Global Marine Systems Ltd, the cable installation and maintenance arm of Global Crossing, is responding to the surge in broadband demand and internet usage by expanding its shipping fleet. The company is investing $30m in a new cable-laying ship which will be able to embed cables three meters deeper than traditional ships.

Demand for cable laying is such that the vessel, Bold Endeavour, is already booked in from its launch date on December 1 for six months laying transatlantic cable number 14 for KDD-SCC, the cable systems supplier division of KDD, the Japanese telco.

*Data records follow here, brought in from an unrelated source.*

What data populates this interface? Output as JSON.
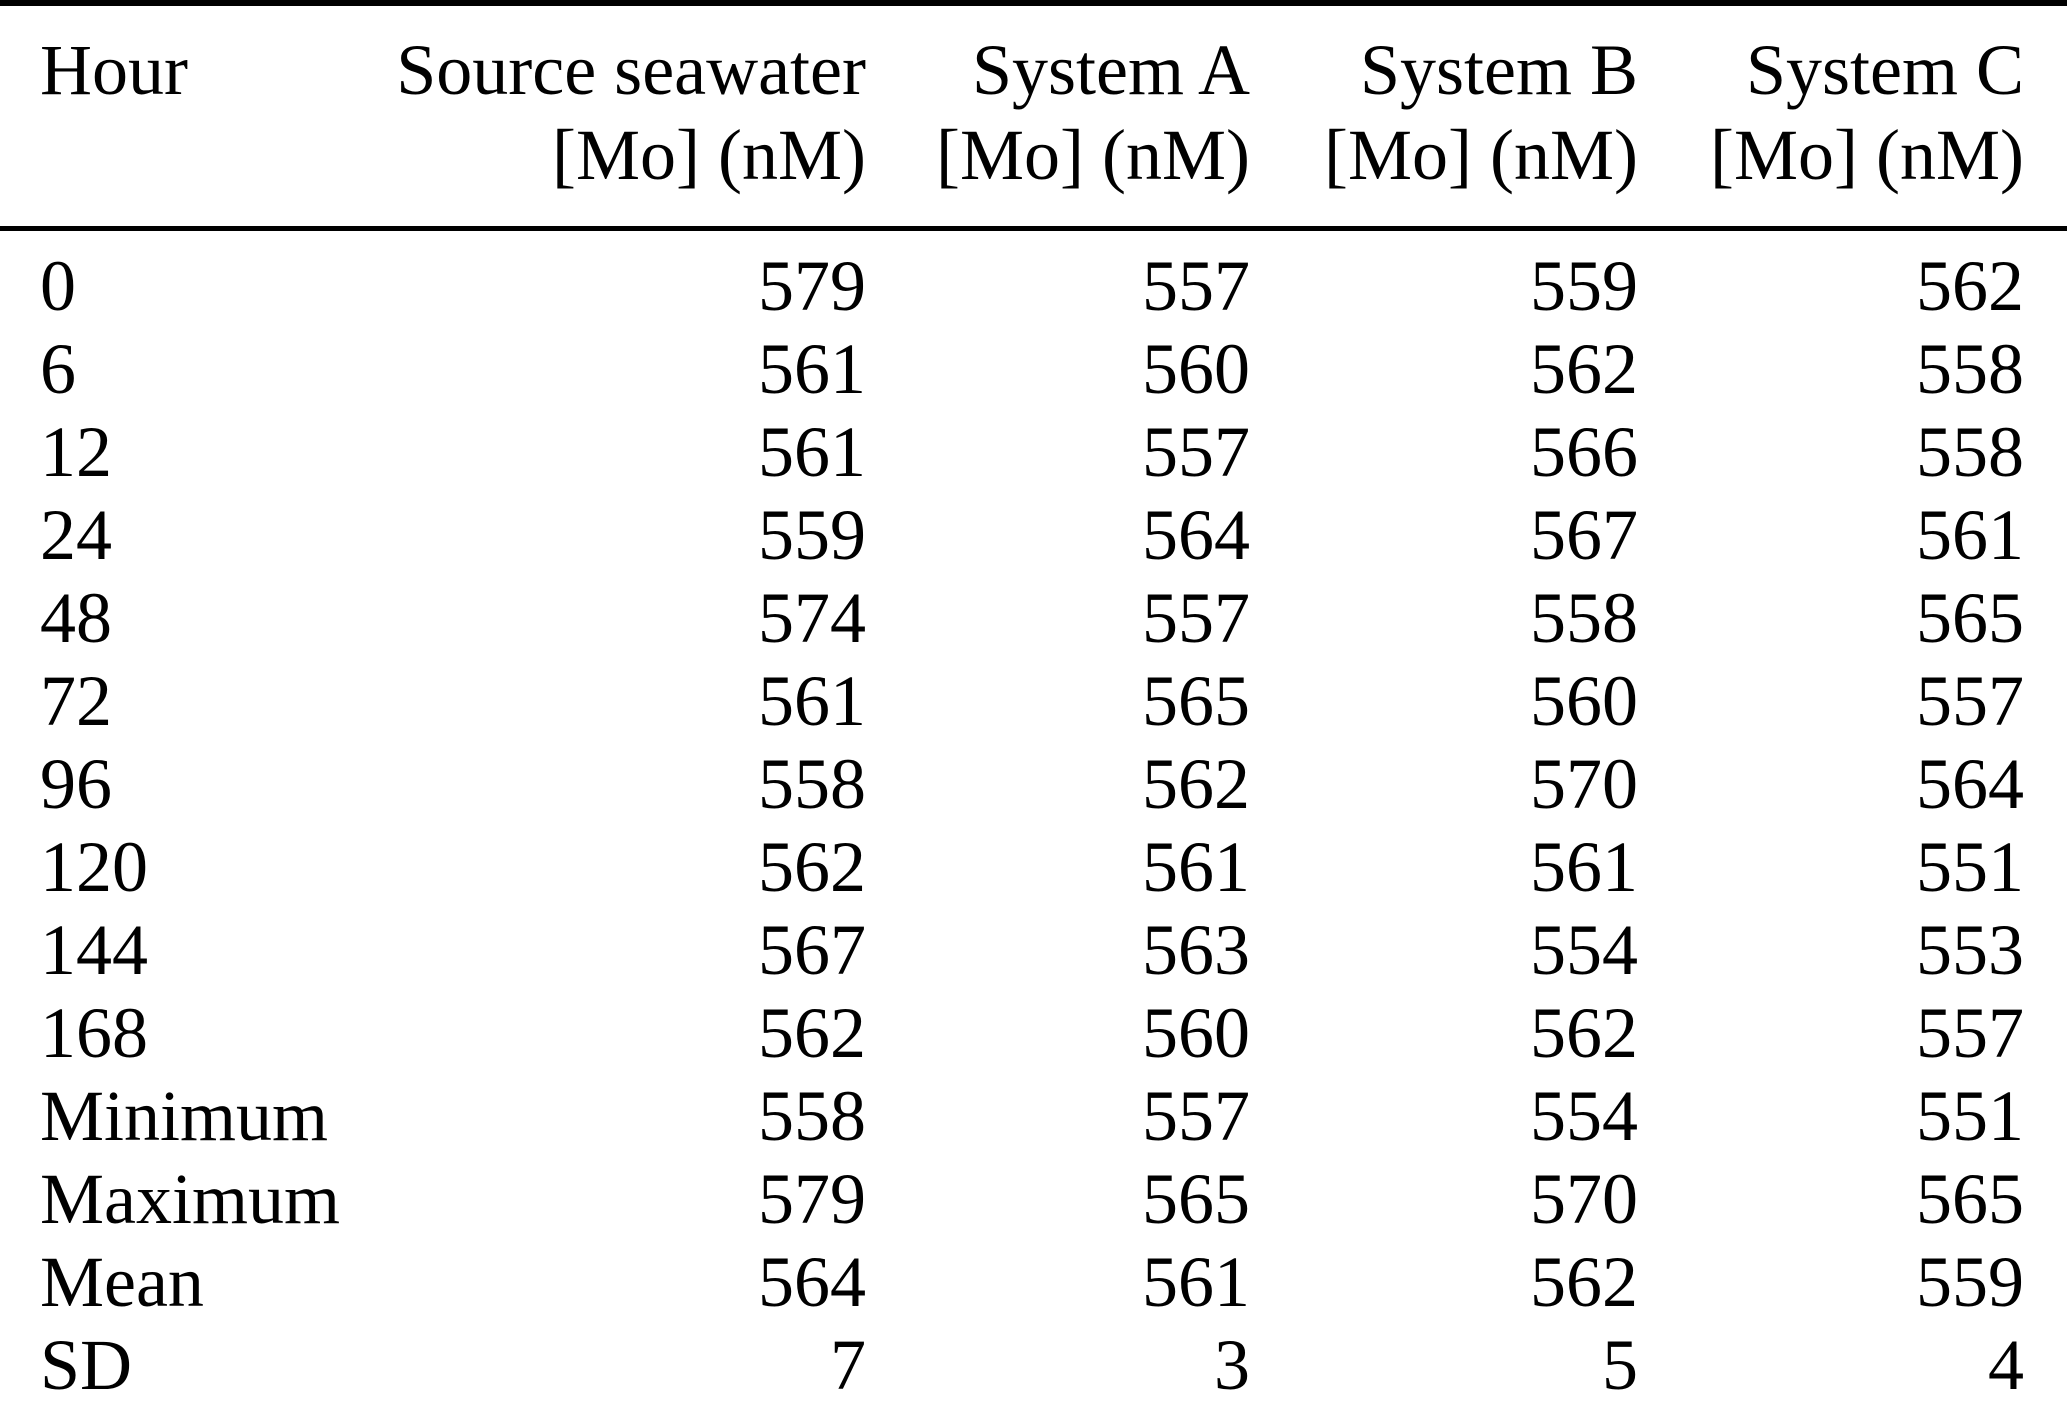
{
  "table": {
    "columns": [
      {
        "line1": "Hour",
        "line2": ""
      },
      {
        "line1": "Source seawater",
        "line2": "[Mo] (nM)"
      },
      {
        "line1": "System A",
        "line2": "[Mo] (nM)"
      },
      {
        "line1": "System B",
        "line2": "[Mo] (nM)"
      },
      {
        "line1": "System C",
        "line2": "[Mo] (nM)"
      }
    ],
    "rows": [
      {
        "label": "0",
        "values": [
          "579",
          "557",
          "559",
          "562"
        ]
      },
      {
        "label": "6",
        "values": [
          "561",
          "560",
          "562",
          "558"
        ]
      },
      {
        "label": "12",
        "values": [
          "561",
          "557",
          "566",
          "558"
        ]
      },
      {
        "label": "24",
        "values": [
          "559",
          "564",
          "567",
          "561"
        ]
      },
      {
        "label": "48",
        "values": [
          "574",
          "557",
          "558",
          "565"
        ]
      },
      {
        "label": "72",
        "values": [
          "561",
          "565",
          "560",
          "557"
        ]
      },
      {
        "label": "96",
        "values": [
          "558",
          "562",
          "570",
          "564"
        ]
      },
      {
        "label": "120",
        "values": [
          "562",
          "561",
          "561",
          "551"
        ]
      },
      {
        "label": "144",
        "values": [
          "567",
          "563",
          "554",
          "553"
        ]
      },
      {
        "label": "168",
        "values": [
          "562",
          "560",
          "562",
          "557"
        ]
      },
      {
        "label": "Minimum",
        "values": [
          "558",
          "557",
          "554",
          "551"
        ]
      },
      {
        "label": "Maximum",
        "values": [
          "579",
          "565",
          "570",
          "565"
        ]
      },
      {
        "label": "Mean",
        "values": [
          "564",
          "561",
          "562",
          "559"
        ]
      },
      {
        "label": "SD",
        "values": [
          "7",
          "3",
          "5",
          "4"
        ]
      }
    ]
  },
  "chart_data": {
    "type": "table",
    "title": "",
    "columns": [
      "Hour",
      "Source seawater [Mo] (nM)",
      "System A [Mo] (nM)",
      "System B [Mo] (nM)",
      "System C [Mo] (nM)"
    ],
    "hours": [
      0,
      6,
      12,
      24,
      48,
      72,
      96,
      120,
      144,
      168
    ],
    "series": [
      {
        "name": "Source seawater [Mo] (nM)",
        "values": [
          579,
          561,
          561,
          559,
          574,
          561,
          558,
          562,
          567,
          562
        ],
        "minimum": 558,
        "maximum": 579,
        "mean": 564,
        "sd": 7
      },
      {
        "name": "System A [Mo] (nM)",
        "values": [
          557,
          560,
          557,
          564,
          557,
          565,
          562,
          561,
          563,
          560
        ],
        "minimum": 557,
        "maximum": 565,
        "mean": 561,
        "sd": 3
      },
      {
        "name": "System B [Mo] (nM)",
        "values": [
          559,
          562,
          566,
          567,
          558,
          560,
          570,
          561,
          554,
          562
        ],
        "minimum": 554,
        "maximum": 570,
        "mean": 562,
        "sd": 5
      },
      {
        "name": "System C [Mo] (nM)",
        "values": [
          562,
          558,
          558,
          561,
          565,
          557,
          564,
          551,
          553,
          557
        ],
        "minimum": 551,
        "maximum": 565,
        "mean": 559,
        "sd": 4
      }
    ],
    "colors": {
      "text": "#000000",
      "background": "#ffffff",
      "rule": "#000000"
    }
  }
}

Next year, says Dave Skentelbery, Global Marine’s director of operational facilities, eight ships will lay cables for 280 days each. This will see the company laying 33,000km of cable worldwide, 15% more than last year, and it expects cable demand to rocket a further 60% to 53,000km in 2001. The total length of cables laid will rise from 76,000km this year to 187,000km in 2001. Global Marine currently either owns or operates 13 vessels. By January however, says Skentelbery,, there will be 19. The company is purchasing several roll-on roll-off ferries to convert to maintenance ships.

The increasing importance of cable to business communications has meant that the one meter undersea embedding is no longer sufficiently secure. Fishing and anchoring disruption has forced Global Marine to go to 3 meters embedding cables under the seabed even in deep water.